TONASKET — Embattled Mayor Dennis Brown appeared close to stepping down from his post Tuesday, but ultimately fended off a unanimous no-confidence vote by his city council Tuesday night.

Councilmember Jill Ritter said Brown's controversial decision to liquidate the city's police department, which came after his initial firing and re-hiring of its police chief last month, has created risks and uncertainty for Tonasket.

"The decisions you have made in the past without counsel or guidance from the city council or the city attorney have created liability for the city," Ritter said, before making a no-confidence motion that was joined by the three other councilmembers present. One, Maria Moreno, was absent.

"You have signed documents without thoroughly reading them," Ritter continued, as onlookers streamed the meeting live to Facebook. "This has created even more liability for the city. You have allowed your personal relationship with city employees to impede your ability to lead them effectively in business. This has also created liability for the city."

"So you want me to step down?" Brown asked as the motion carried.

"I do," Ritter said.

"All yours," Brown said, dropping a pen and pushing his chair back from the dais before city attorney Michael Howe intervened. 

"The council does not have the authority to order the mayor to step down," Howe said. "They’re asking to do it on a voluntary basis."

"Well," Brown said after a pause, "I don’t volunteer."

Tonasket Mayor Dennis Brown

Tonasket Mayor Dennis Brown

The confrontation comes while Tonasket is negotiating with the Okanogan County Sheriff's Office to begin patrolling its streets on a contract basis, and an allegation of racism against Brown by a former police officer. Officer Jose Perez has accused Brown of encouraging him to change his first name to Joseph, because Jose sounded too stereotypically Hispanic.

Brown fired Police Chief Darin Odegaard and Officer John Cruz on Dec. 21 and dismantled the police force. Brown said Odegaard had allowed Cruz to work as a patrol officer without being trained to state public safety standards. 
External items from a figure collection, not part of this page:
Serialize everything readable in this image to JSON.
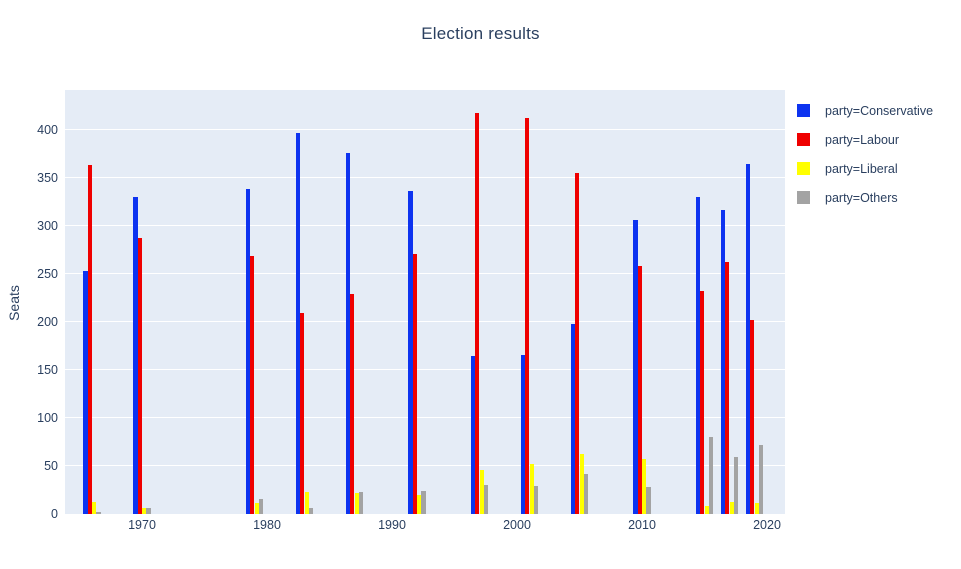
{
  "title": "Election results",
  "y_axis": {
    "label": "Seats",
    "ticks": [
      0,
      50,
      100,
      150,
      200,
      250,
      300,
      350,
      400
    ]
  },
  "x_axis": {
    "ticks": [
      1970,
      1980,
      1990,
      2000,
      2010,
      2020
    ]
  },
  "legend": {
    "items": [
      {
        "label": "party=Conservative",
        "color": "#0d33f0"
      },
      {
        "label": "party=Labour",
        "color": "#ef0000"
      },
      {
        "label": "party=Liberal",
        "color": "#ffff00"
      },
      {
        "label": "party=Others",
        "color": "#a3a3a3"
      }
    ]
  },
  "colors": {
    "plot_background": "#e5ecf6",
    "gridline": "#ffffff",
    "text": "#2a3f5f"
  },
  "chart_data": {
    "type": "bar",
    "title": "Election results",
    "xlabel": "",
    "ylabel": "Seats",
    "ylim": [
      0,
      442
    ],
    "grid": true,
    "legend_position": "right",
    "x": [
      1966,
      1970,
      1979,
      1983,
      1987,
      1992,
      1997,
      2001,
      2005,
      2010,
      2015,
      2017,
      2019
    ],
    "x_tick_labels": [
      1970,
      1980,
      1990,
      2000,
      2010,
      2020
    ],
    "y_tick_labels": [
      0,
      50,
      100,
      150,
      200,
      250,
      300,
      350,
      400
    ],
    "series": [
      {
        "name": "party=Conservative",
        "color": "#0d33f0",
        "values": [
          253,
          330,
          339,
          397,
          376,
          336,
          165,
          166,
          198,
          306,
          330,
          317,
          365
        ]
      },
      {
        "name": "party=Labour",
        "color": "#ef0000",
        "values": [
          364,
          288,
          269,
          209,
          229,
          271,
          418,
          412,
          355,
          258,
          232,
          262,
          202
        ]
      },
      {
        "name": "party=Liberal",
        "color": "#ffff00",
        "values": [
          12,
          6,
          11,
          23,
          22,
          20,
          46,
          52,
          62,
          57,
          8,
          12,
          11
        ]
      },
      {
        "name": "party=Others",
        "color": "#a3a3a3",
        "values": [
          2,
          6,
          16,
          6,
          23,
          24,
          30,
          29,
          42,
          28,
          80,
          59,
          72
        ]
      }
    ]
  }
}
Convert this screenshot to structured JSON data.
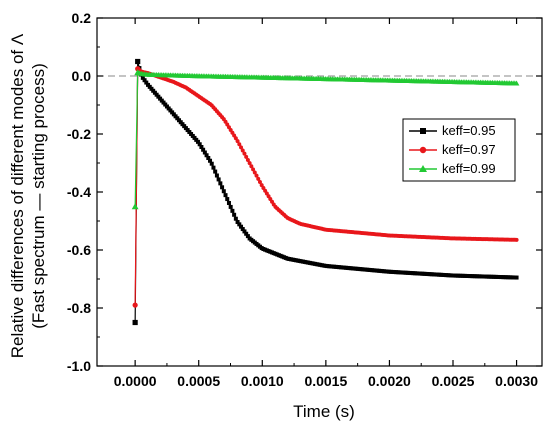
{
  "chart_data": {
    "type": "line",
    "xlabel": "Time (s)",
    "ylabel_lines": [
      "Relative differences of different modes of Λ",
      "(Fast spectrum — starting process)"
    ],
    "xlim": [
      -0.0003,
      0.0032
    ],
    "ylim": [
      -1.0,
      0.2
    ],
    "x_ticks": [
      0,
      0.0005,
      0.001,
      0.0015,
      0.002,
      0.0025,
      0.003
    ],
    "x_tick_labels": [
      "0.0000",
      "0.0005",
      "0.0010",
      "0.0015",
      "0.0020",
      "0.0025",
      "0.0030"
    ],
    "y_ticks": [
      0.2,
      0.0,
      -0.2,
      -0.4,
      -0.6,
      -0.8,
      -1.0
    ],
    "y_tick_labels": [
      "0.2",
      "0.0",
      "-0.2",
      "-0.4",
      "-0.6",
      "-0.8",
      "-1.0"
    ],
    "reference_line": {
      "y": 0.0,
      "style": "dashed",
      "color": "#888888"
    },
    "legend_position": "right",
    "series": [
      {
        "name": "keff=0.95",
        "color": "#000000",
        "marker": "square",
        "points": [
          [
            0.0,
            -0.85
          ],
          [
            2e-05,
            0.05
          ],
          [
            5e-05,
            0.0
          ],
          [
            0.0001,
            -0.03
          ],
          [
            0.0002,
            -0.08
          ],
          [
            0.0003,
            -0.13
          ],
          [
            0.0004,
            -0.18
          ],
          [
            0.0005,
            -0.23
          ],
          [
            0.0006,
            -0.3
          ],
          [
            0.0007,
            -0.4
          ],
          [
            0.0008,
            -0.5
          ],
          [
            0.0009,
            -0.56
          ],
          [
            0.001,
            -0.595
          ],
          [
            0.0012,
            -0.63
          ],
          [
            0.0015,
            -0.655
          ],
          [
            0.002,
            -0.675
          ],
          [
            0.0025,
            -0.688
          ],
          [
            0.003,
            -0.695
          ]
        ]
      },
      {
        "name": "keff=0.97",
        "color": "#e8171b",
        "marker": "circle",
        "points": [
          [
            0.0,
            -0.79
          ],
          [
            2e-05,
            0.025
          ],
          [
            5e-05,
            0.015
          ],
          [
            0.0001,
            0.01
          ],
          [
            0.0002,
            -0.005
          ],
          [
            0.0003,
            -0.02
          ],
          [
            0.0004,
            -0.04
          ],
          [
            0.0005,
            -0.07
          ],
          [
            0.0006,
            -0.1
          ],
          [
            0.0007,
            -0.15
          ],
          [
            0.0008,
            -0.22
          ],
          [
            0.0009,
            -0.3
          ],
          [
            0.001,
            -0.38
          ],
          [
            0.0011,
            -0.45
          ],
          [
            0.0012,
            -0.49
          ],
          [
            0.0013,
            -0.51
          ],
          [
            0.0015,
            -0.53
          ],
          [
            0.002,
            -0.55
          ],
          [
            0.0025,
            -0.56
          ],
          [
            0.003,
            -0.565
          ]
        ]
      },
      {
        "name": "keff=0.99",
        "color": "#22c933",
        "marker": "triangle",
        "points": [
          [
            0.0,
            -0.45
          ],
          [
            2e-05,
            0.012
          ],
          [
            5e-05,
            0.008
          ],
          [
            0.0001,
            0.005
          ],
          [
            0.0005,
            0.0
          ],
          [
            0.001,
            -0.005
          ],
          [
            0.0015,
            -0.01
          ],
          [
            0.002,
            -0.015
          ],
          [
            0.0025,
            -0.02
          ],
          [
            0.003,
            -0.025
          ]
        ]
      }
    ]
  }
}
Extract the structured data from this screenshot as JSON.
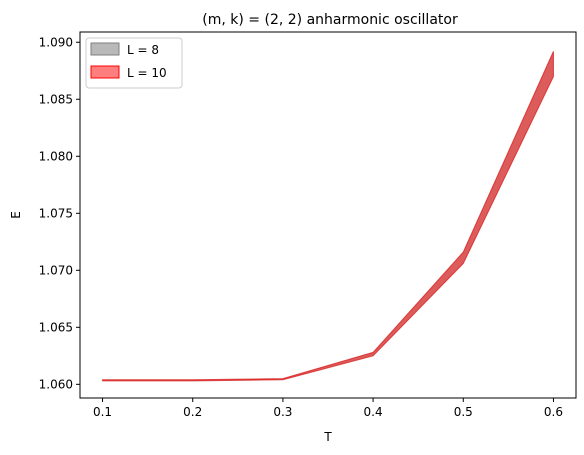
{
  "chart_data": {
    "type": "area",
    "title": "(m, k) = (2, 2) anharmonic oscillator",
    "xlabel": "T",
    "ylabel": "E",
    "xlim": [
      0.075,
      0.625
    ],
    "ylim": [
      1.0588,
      1.0909
    ],
    "xticks": [
      0.1,
      0.2,
      0.3,
      0.4,
      0.5,
      0.6
    ],
    "xtick_labels": [
      "0.1",
      "0.2",
      "0.3",
      "0.4",
      "0.5",
      "0.6"
    ],
    "yticks": [
      1.06,
      1.065,
      1.07,
      1.075,
      1.08,
      1.085,
      1.09
    ],
    "ytick_labels": [
      "1.060",
      "1.065",
      "1.070",
      "1.075",
      "1.080",
      "1.085",
      "1.090"
    ],
    "grid": false,
    "legend_position": "upper-left",
    "x": [
      0.1,
      0.2,
      0.3,
      0.4,
      0.5,
      0.6
    ],
    "series": [
      {
        "name": "L = 8",
        "color": "#7f7f7f",
        "alpha": 0.55,
        "lower": [
          1.0603,
          1.0603,
          1.0604,
          1.0625,
          1.0706,
          1.087
        ],
        "upper": [
          1.0604,
          1.0604,
          1.0605,
          1.0628,
          1.0716,
          1.0892
        ]
      },
      {
        "name": "L = 10",
        "color": "#ff0000",
        "alpha": 0.5,
        "lower": [
          1.0603,
          1.0603,
          1.0604,
          1.0625,
          1.0706,
          1.087
        ],
        "upper": [
          1.0604,
          1.0604,
          1.0605,
          1.0628,
          1.0716,
          1.0892
        ]
      }
    ]
  }
}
But Brown initially waffled on the decision, first firing Odegaard Dec. 17 and then reinstating him, saying he wasn't fully briefed on the facts. He made the termination final four days later. 

Odegaard was named police chief just last July. Brenda Jones, a Tonasket bail enforcement agent, says dissolving the police department was a mistake and the current officers have made real strides in protecting the town. She said pushback against Odegaard began after one of his officers counseled the son of an influential local family about speeding through town.
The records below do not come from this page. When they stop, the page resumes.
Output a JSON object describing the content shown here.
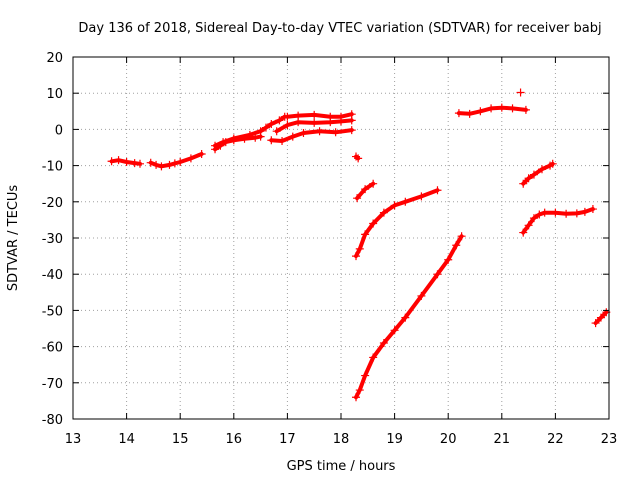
{
  "chart_data": {
    "type": "scatter",
    "title": "Day 136 of 2018, Sidereal Day-to-day VTEC variation (SDTVAR) for receiver babj",
    "xlabel": "GPS time / hours",
    "ylabel": "SDTVAR / TECUs",
    "xlim": [
      13,
      23
    ],
    "ylim": [
      -80,
      20
    ],
    "xticks": [
      "13",
      "14",
      "15",
      "16",
      "17",
      "18",
      "19",
      "20",
      "21",
      "22",
      "23"
    ],
    "yticks": [
      "-80",
      "-70",
      "-60",
      "-50",
      "-40",
      "-30",
      "-20",
      "-10",
      "0",
      "10",
      "20"
    ],
    "grid": true,
    "marker": "+",
    "color": "#ff0000",
    "series": [
      {
        "x": [
          13.72,
          13.85,
          14.0,
          14.15,
          14.25
        ],
        "y": [
          -8.8,
          -8.5,
          -9.0,
          -9.3,
          -9.5
        ]
      },
      {
        "x": [
          14.45,
          14.55,
          14.65,
          14.8,
          14.9,
          15.0,
          15.2,
          15.4
        ],
        "y": [
          -9.2,
          -9.8,
          -10.2,
          -9.8,
          -9.4,
          -9.0,
          -8.0,
          -6.8
        ]
      },
      {
        "x": [
          15.65,
          15.75,
          15.85,
          16.0,
          16.2,
          16.4,
          16.5
        ],
        "y": [
          -5.5,
          -4.5,
          -3.5,
          -3.0,
          -2.6,
          -2.3,
          -2.0
        ]
      },
      {
        "x": [
          15.65,
          15.8,
          16.0,
          16.3,
          16.5,
          16.6,
          16.7,
          16.85,
          16.95
        ],
        "y": [
          -4.5,
          -3.5,
          -2.5,
          -1.5,
          -0.5,
          0.5,
          1.5,
          2.5,
          3.5
        ]
      },
      {
        "x": [
          16.7,
          16.9,
          17.1,
          17.3,
          17.6,
          17.9,
          18.2
        ],
        "y": [
          -3.0,
          -3.2,
          -2.0,
          -1.0,
          -0.5,
          -0.8,
          -0.2
        ]
      },
      {
        "x": [
          16.8,
          17.0,
          17.2,
          17.5,
          17.8,
          18.0,
          18.2
        ],
        "y": [
          -0.5,
          1.2,
          2.0,
          1.8,
          2.0,
          2.2,
          2.5
        ]
      },
      {
        "x": [
          17.0,
          17.2,
          17.5,
          17.8,
          18.0,
          18.2
        ],
        "y": [
          3.5,
          3.8,
          4.0,
          3.5,
          3.5,
          4.2
        ]
      },
      {
        "x": [
          18.28,
          18.32
        ],
        "y": [
          -7.5,
          -8.0
        ]
      },
      {
        "x": [
          18.3,
          18.45,
          18.6
        ],
        "y": [
          -19.0,
          -16.5,
          -15.0
        ]
      },
      {
        "x": [
          18.28,
          18.35,
          18.45,
          18.6,
          18.8,
          19.0,
          19.2,
          19.5,
          19.8
        ],
        "y": [
          -35.0,
          -33.0,
          -29.0,
          -26.0,
          -23.0,
          -21.0,
          -20.0,
          -18.5,
          -16.8
        ]
      },
      {
        "x": [
          18.28,
          18.35,
          18.45,
          18.6,
          18.8,
          19.0,
          19.2,
          19.5,
          19.8,
          20.0,
          20.15,
          20.25
        ],
        "y": [
          -74.0,
          -72.0,
          -68.0,
          -63.0,
          -59.0,
          -55.5,
          -52.0,
          -46.0,
          -40.0,
          -36.0,
          -32.0,
          -29.5
        ]
      },
      {
        "x": [
          20.2,
          20.4,
          20.6,
          20.8,
          21.0,
          21.2,
          21.45
        ],
        "y": [
          4.5,
          4.3,
          5.0,
          5.8,
          6.0,
          5.8,
          5.4
        ]
      },
      {
        "x": [
          21.35
        ],
        "y": [
          10.2
        ]
      },
      {
        "x": [
          21.4,
          21.5,
          21.6,
          21.75,
          21.9,
          21.95
        ],
        "y": [
          -15.0,
          -13.5,
          -12.5,
          -11.0,
          -10.0,
          -9.5
        ]
      },
      {
        "x": [
          21.4,
          21.5,
          21.6,
          21.7,
          21.8,
          22.0,
          22.2,
          22.4,
          22.55,
          22.7
        ],
        "y": [
          -28.5,
          -26.5,
          -24.5,
          -23.5,
          -23.0,
          -23.0,
          -23.3,
          -23.2,
          -22.8,
          -22.0
        ]
      },
      {
        "x": [
          22.75,
          22.85,
          22.95
        ],
        "y": [
          -53.5,
          -52.0,
          -50.5
        ]
      }
    ]
  }
}
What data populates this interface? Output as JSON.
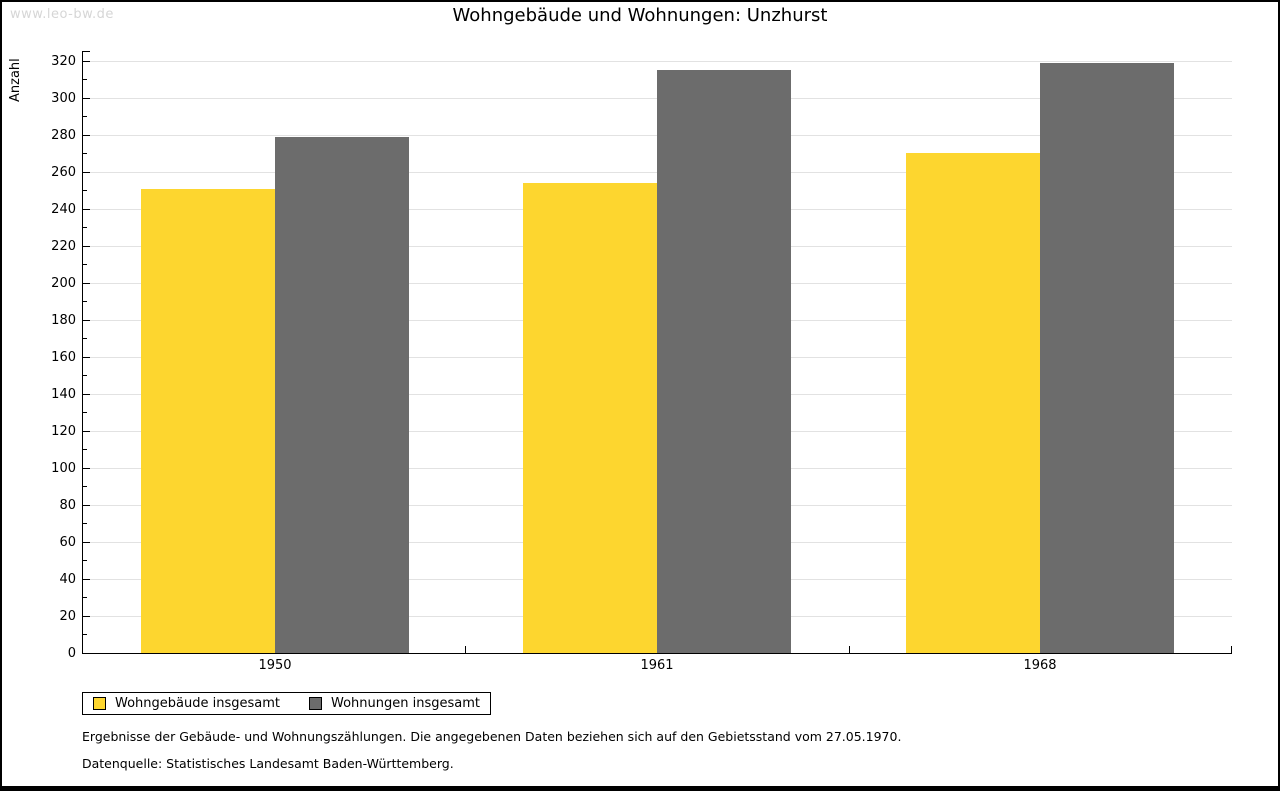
{
  "page": {
    "watermark": "www.leo-bw.de"
  },
  "chart_data": {
    "type": "bar",
    "title": "Wohngebäude und Wohnungen: Unzhurst",
    "xlabel": "",
    "ylabel": "Anzahl",
    "categories": [
      "1950",
      "1961",
      "1968"
    ],
    "series": [
      {
        "name": "Wohngebäude insgesamt",
        "color": "#FDD62F",
        "values": [
          251,
          254,
          270
        ]
      },
      {
        "name": "Wohnungen insgesamt",
        "color": "#6C6C6C",
        "values": [
          279,
          315,
          319
        ]
      }
    ],
    "ylim": [
      0,
      320
    ],
    "y_major_step": 20,
    "y_minor_step": 10,
    "grid": "horizontal-major-only",
    "legend_position": "bottom-left",
    "bar_colors": {
      "wohngebaeude": "#FDD62F",
      "wohnungen": "#6C6C6C"
    },
    "gridline_color": "#E2E2E2",
    "axis_color": "#000000"
  },
  "footer": {
    "note": "Ergebnisse der Gebäude- und Wohnungszählungen. Die angegebenen Daten beziehen sich auf den Gebietsstand vom 27.05.1970.",
    "source": "Datenquelle: Statistisches Landesamt Baden-Württemberg."
  }
}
Jones said she believes Brown, who was elected in November 2017, is not racist and was badly served by councilmembers and the city's legal advisors.
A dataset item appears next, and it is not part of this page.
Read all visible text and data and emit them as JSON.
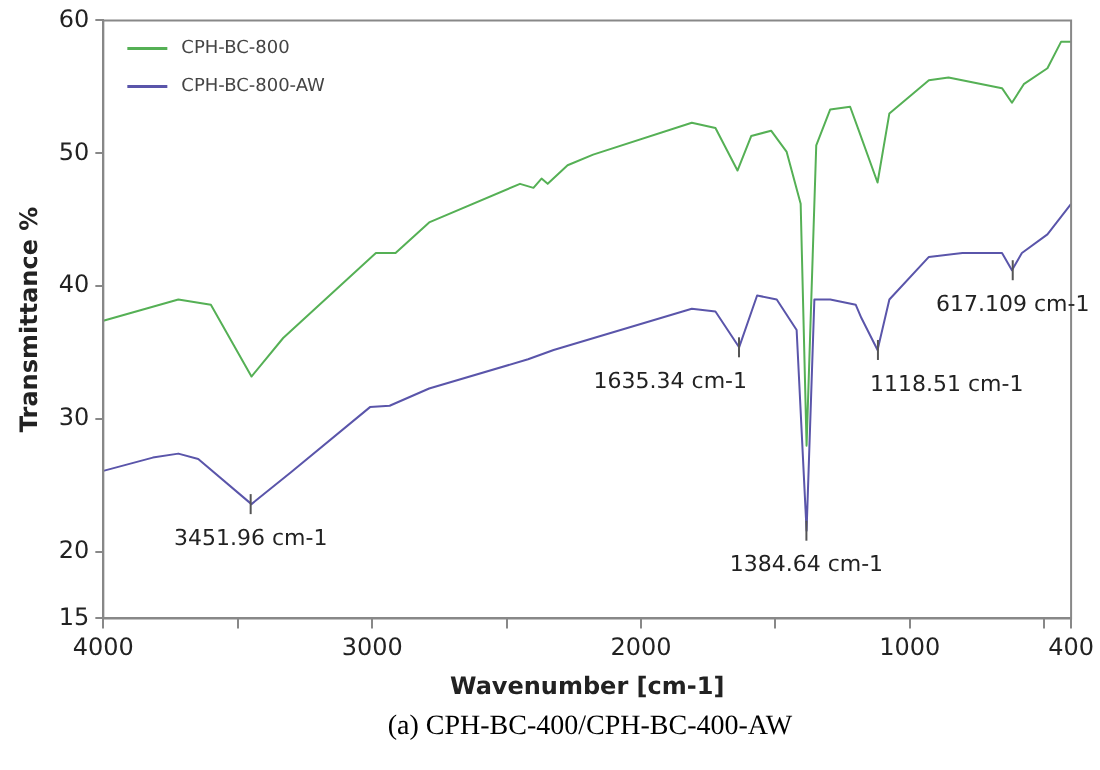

"He is inexperienced — everybody knew that," Jones says. "The councilmembers were supposed to support him and help him through the transition of him becoming mayor, and then the attorney is supposed to be his legal advisor, and I feel that they all failed him."

Jones started a Facebook group 28 days ago to keep community members informed as the crisis with the police department accelerated. She says she would like to see the councilmembers opposing the mayor removed from office, not Brown, and see Odegaard and his police department reinstated.

"I do not want it turned over the county," she says, "because most likely we’ll never be able to get it back."

Councilmember Christa Levine, a member of the city's public safety committee, said the cities of Omak and Oroville had both been contacted about providing Tonasket's police protection, and both declined. Brown said he is scheduled to meet with the sheriff's office about a possible contract on Thursday.

The council on Tuesday also turned down a request from Cruz, Odegaard and Officer Jose Perez for on-call pay. Perez also confronted Ritter about statements she'd made at a prior meeting that Perez had been among former Spokane officers disciplined for dishonesty and added to a so-called "Brady list."

The U.S. Supreme Court decision in Brady v. Maryland requires local prosecutors to identify police officers found to have lied in the course of their duties. Perez delivered documents to Brown he said included the Spokane Brady list, which did not list Perez's name.

Ritter did not return phone calls from iFIBER ONE News seeking comment Wednesday, and Levine did not respond to questions sent by text message.